We present and introduce to the management of projects of different types a model that considers the integration between traditional capital, natural capital and social capital.
In order to execute the integrative model and thus achieve the visibility of the strategic relationships between the various assets and values of the different forms of capital, it is essential to implement a reflective strategy that allows the incorporation of value considerations from various economic spheres and perspectives and social.
For this purpose, our model considers the inclusive development of relevant relationships between interest groups, in order to promote cooperation to achieve the best management, financing and knowledge development proces
A Case: Waste Management and Natural Capital
Waste management can have an impact on natural capital assets both in the supply chain, in the production chain, in the service chain, in the environmental and social impacts, as well as in the generation of new natural capital assets.
In our integrative model of natural capital, waste management must first be analyzed as part of a material or natural resource management system, taking into account the relevant relationships of such management with traditional capital and social capital.
The first general step is to establish a baseline of natural capital taking into consideration the corresponding industry standard. With this you can understand how natural capital is managed on average, and what their associated reductions are.
The second general step is to evaluate in a specific way how a change in material management -for example, through the use of new technology to treat waste- facilitates the increase in yield and recovery of natural capital.
In this context, natural capital may involve not only the corresponding materials but also other values or assets of natural capital that are directly related to such materials (eg associated ecosystem services), as well as other natural capital resources used in the traditional provision of waste (eg Landfill soils, corresponding greenhouse gases, expenses and associated costs, etc.).
Not only that, in our integrative model, when considering social capital, we must also take into account, for example, the community and social effects of such facilities, which can also be reflected in special valuations of natural capital.
The delineation of natural capital that results from the application of the integrative model -for example, in the analyzed case of “waste management” described in the previous section- can lead to various business models.

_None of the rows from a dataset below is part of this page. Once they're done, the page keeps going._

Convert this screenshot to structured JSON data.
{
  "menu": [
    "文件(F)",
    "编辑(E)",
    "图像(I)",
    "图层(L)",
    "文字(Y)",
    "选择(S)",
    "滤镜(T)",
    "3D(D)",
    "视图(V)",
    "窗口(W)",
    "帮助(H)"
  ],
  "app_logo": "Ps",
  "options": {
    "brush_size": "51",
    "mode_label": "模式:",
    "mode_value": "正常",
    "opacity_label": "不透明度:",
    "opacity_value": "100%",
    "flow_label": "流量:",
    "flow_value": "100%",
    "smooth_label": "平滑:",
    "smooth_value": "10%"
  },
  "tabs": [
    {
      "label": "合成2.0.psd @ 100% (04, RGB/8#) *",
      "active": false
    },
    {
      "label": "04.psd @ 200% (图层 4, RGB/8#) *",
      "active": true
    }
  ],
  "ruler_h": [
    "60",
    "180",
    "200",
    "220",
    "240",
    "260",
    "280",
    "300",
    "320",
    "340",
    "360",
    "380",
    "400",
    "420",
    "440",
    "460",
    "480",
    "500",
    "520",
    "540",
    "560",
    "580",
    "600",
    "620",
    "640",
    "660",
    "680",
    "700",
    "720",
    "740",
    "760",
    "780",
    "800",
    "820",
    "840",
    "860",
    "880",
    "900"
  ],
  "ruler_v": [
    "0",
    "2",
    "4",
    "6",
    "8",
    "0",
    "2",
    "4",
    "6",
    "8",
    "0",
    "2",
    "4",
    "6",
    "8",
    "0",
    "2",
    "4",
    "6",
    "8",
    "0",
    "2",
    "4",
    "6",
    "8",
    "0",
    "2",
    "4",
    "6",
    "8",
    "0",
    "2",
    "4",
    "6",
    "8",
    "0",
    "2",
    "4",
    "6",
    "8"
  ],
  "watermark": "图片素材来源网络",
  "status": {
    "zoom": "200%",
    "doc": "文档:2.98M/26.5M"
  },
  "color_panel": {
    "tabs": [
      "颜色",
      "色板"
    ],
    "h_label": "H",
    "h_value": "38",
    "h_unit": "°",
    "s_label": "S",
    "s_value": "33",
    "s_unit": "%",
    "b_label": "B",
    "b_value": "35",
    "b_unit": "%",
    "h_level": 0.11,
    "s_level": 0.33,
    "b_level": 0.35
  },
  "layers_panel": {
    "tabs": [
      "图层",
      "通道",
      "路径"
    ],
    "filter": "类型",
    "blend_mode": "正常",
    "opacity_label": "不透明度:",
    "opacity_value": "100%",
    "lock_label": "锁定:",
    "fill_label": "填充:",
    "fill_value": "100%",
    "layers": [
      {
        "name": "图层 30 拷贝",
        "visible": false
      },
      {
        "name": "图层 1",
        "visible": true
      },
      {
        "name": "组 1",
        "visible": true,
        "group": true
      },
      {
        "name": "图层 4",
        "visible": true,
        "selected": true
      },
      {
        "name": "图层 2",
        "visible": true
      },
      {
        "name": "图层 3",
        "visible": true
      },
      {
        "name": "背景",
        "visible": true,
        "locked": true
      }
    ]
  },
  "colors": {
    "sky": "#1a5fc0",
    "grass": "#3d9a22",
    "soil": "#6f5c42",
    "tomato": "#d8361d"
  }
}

One) This natural capital can be directly activated by the final customer – whose waste is treated by the new technology – so that their accounting books – through environmental accounting of natural capital – begin to reflect such new assets. Once posted it becomes possible:
(a) financially relieve an accounting structure with natural capital;
(b) Relieve such financial activation at the stock listing level in special stock exchange indices for companies with natural capital (eg, Dowjones Sustainability Index, now also available in Santiago);
(c) reputationally relieving natural capital, associating it with a social responsibility management system;
(d) transact such assets with direct interested parties -first grade market-. (eg Co2, landscape, smells, etc);
(e) transact such assets with indirect stakeholders -market of the second degree- such as the market for compensation measures of the SEIA and the urban project road evaluation system.
Two) This natural capital can be activated by the provider of the technological solution, who could eventually generate economies of scale with respect to the same natural capital asset as the case may be;
Three) This natural capital may be subject to transactions with our platform of natural capital services (eg, adjusting part of the price of services by transfer of natural capital, or other intermediation models).